Virgin Galactic unveils its second SpaceShipTwo craft

Virgin Galactic is the 'first commercial spaceline' company, owned by Sir. Richard Branson, rolled out its SpaceShipTwo passenger craft on Friday, less than two years after the first version crashed in the Mojave desert.

Reed Saxon/AP Photo/File
In this September, 2013 photo, British entrepreneur Richard Branson poses with the first SpaceShipTwo at a Virgin Galactic hangar at Mojave Air and Space Port in Mojave, Calif.

Virgin Galactic rejoined the space tourism race on Friday, as it unveiled its new SpaceShipTwo.

Virgin Galactic calls itself the “first commercial spaceline.” It is owned by English business magnate Sir Richard Branson, and was created in 2004.

The original SpaceShipTwo crashed in 2014, prompting Branson to reevaluate Virgin Galactic. Yet, not even two years later, the company will be back in the air.

After being thoroughly tested, SpaceShipTwo will carry two pilots and six passengers to the edge of space, about 62 miles above the surface of the earth. Civilians will now have the ability to experience what only a small number of humans have had a chance to experience – the weightlessness and wonder of space, at least for a few minutes.

In 2013, CNN reported that the price of a seat on a Virgin Galactic space tourism vessel would cost $250,000. That price is already a significant reduction from private space flight costs a decade and a half ago. In 2001, for example, space tourist Dennis Tito paid about $20 million for a seat on Russia’s Soyuz spacecraft.
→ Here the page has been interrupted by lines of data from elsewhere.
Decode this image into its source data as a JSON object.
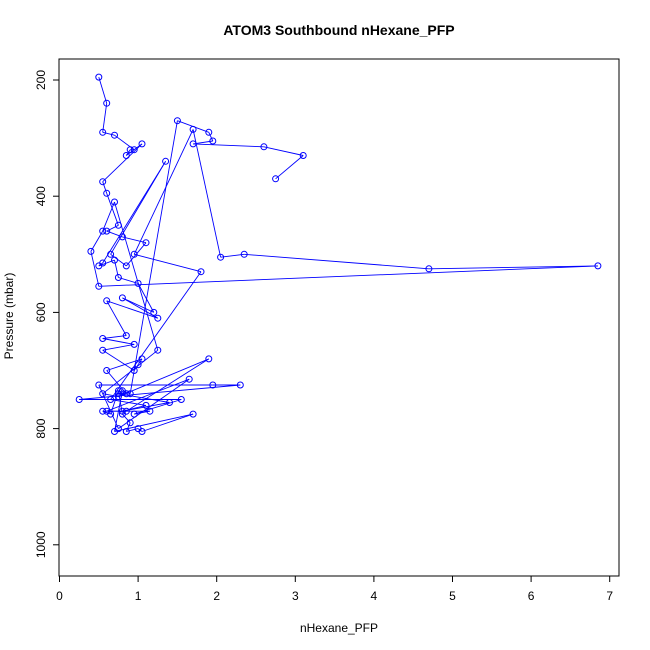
{
  "chart_data": {
    "type": "line",
    "title": "ATOM3 Southbound nHexane_PFP",
    "xlabel": "nHexane_PFP",
    "ylabel": "Pressure (mbar)",
    "xlim": [
      0,
      7
    ],
    "ylim": [
      1040,
      160
    ],
    "y_inverted": true,
    "x_ticks": [
      0,
      1,
      2,
      3,
      4,
      5,
      6,
      7
    ],
    "y_ticks": [
      200,
      400,
      600,
      800,
      1000
    ],
    "grid": false,
    "legend": "none",
    "series_color": "#0000ff",
    "marker": "open-circle",
    "x": [
      0.5,
      0.6,
      0.55,
      0.7,
      0.95,
      0.9,
      0.85,
      1.05,
      0.55,
      0.6,
      0.75,
      0.6,
      0.8,
      1.1,
      0.85,
      0.65,
      1.35,
      0.55,
      0.5,
      0.7,
      0.75,
      1.0,
      1.2,
      0.8,
      1.25,
      0.6,
      0.85,
      0.55,
      0.95,
      0.55,
      0.95,
      1.0,
      1.05,
      0.6,
      0.85,
      0.75,
      1.4,
      0.8,
      1.1,
      0.65,
      1.8,
      0.95,
      1.7,
      2.05,
      2.35,
      4.7,
      6.85,
      0.5,
      0.4,
      0.55,
      0.7,
      1.25,
      0.55,
      0.75,
      1.9,
      0.85,
      0.6,
      1.65,
      0.75,
      0.5,
      1.95,
      2.3,
      0.25,
      1.55,
      0.95,
      1.15,
      0.55,
      0.65,
      0.75,
      0.8,
      0.9,
      0.85,
      1.0,
      1.05,
      1.7,
      0.7,
      0.8,
      0.9,
      1.5,
      1.9,
      1.95,
      1.7,
      2.6,
      3.1,
      2.75
    ],
    "y": [
      195,
      240,
      290,
      295,
      320,
      320,
      330,
      310,
      375,
      395,
      450,
      460,
      470,
      480,
      520,
      500,
      340,
      515,
      520,
      510,
      540,
      550,
      600,
      575,
      610,
      580,
      640,
      645,
      655,
      665,
      700,
      690,
      680,
      700,
      740,
      740,
      755,
      770,
      760,
      750,
      530,
      500,
      285,
      505,
      500,
      525,
      520,
      555,
      495,
      460,
      410,
      665,
      740,
      745,
      680,
      770,
      770,
      715,
      800,
      725,
      725,
      725,
      750,
      750,
      775,
      770,
      770,
      775,
      735,
      775,
      790,
      805,
      800,
      805,
      775,
      805,
      735,
      740,
      270,
      290,
      305,
      310,
      315,
      330,
      370
    ]
  }
}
Is it worth it? Approximately 700 people from 50 different countries think so. These future space tourists have already paid deposits to secure a place on Virgin Galactic crafts.

Before SpaceShipTwo can carry passengers, however, it must undergo rigorous flight testing. This craft’s older brother, the original SpaceShipTwo, made 55 test flights.

The original SpaceShipTwo crashed over a year ago, killing co-pilot Michael Alsbury and leaving pilot Peter Siebold badly injured. Although investigators eventually determined that Mr. Alsbury had accidentally activated the vehicle’s feathering mechanism too early, causing the craft to crash.

"Space is hard, and today was a tough day," said Virgin Galactic CEO George Whitesides during a news conference after the crash. "We are going to be supporting the investigation as we figure out what happened today, and we're going to get through it."

After the crash, Sir Branson seemed unsure whether or not Virgin Galactic would continue with its program, despite being “upbeat” about the company’s recovery from the crash. “We would love to finish what we started some years ago,” Branson said.

The cause of the 2014 crash was determined to be the vehicle’s “feathering” mechanism, intended to slow and stabilize the craft as it descends, which was accidentally activated by the co-pilot. Reuters reports that the new ship has a safety mechanism that will prevent the same mistake from occurring.

Friday’s SpaceShipTwo rollout does not mean that the spacecraft will take to the skies immediately. Instead, it will undergo rigorous ground testing first, before it takes flight for multiple tests.

SpaceShipTwo will not take off from a runway, but, like the version that crashed in 2014, will be lofted by a mothership, WhiteKnightTwo, and then released.

Amazon’s founder Jeff Bezos is also involved in the space tourism business, as are lesser known companies named XCOR Aerospace and Worldview.

“As a thousand year old saying goes, there is no easy way from the Earth to the stars,” said Virgin Galactic in a statement. “But finally, there is a way, and through steady testing, we will find it.”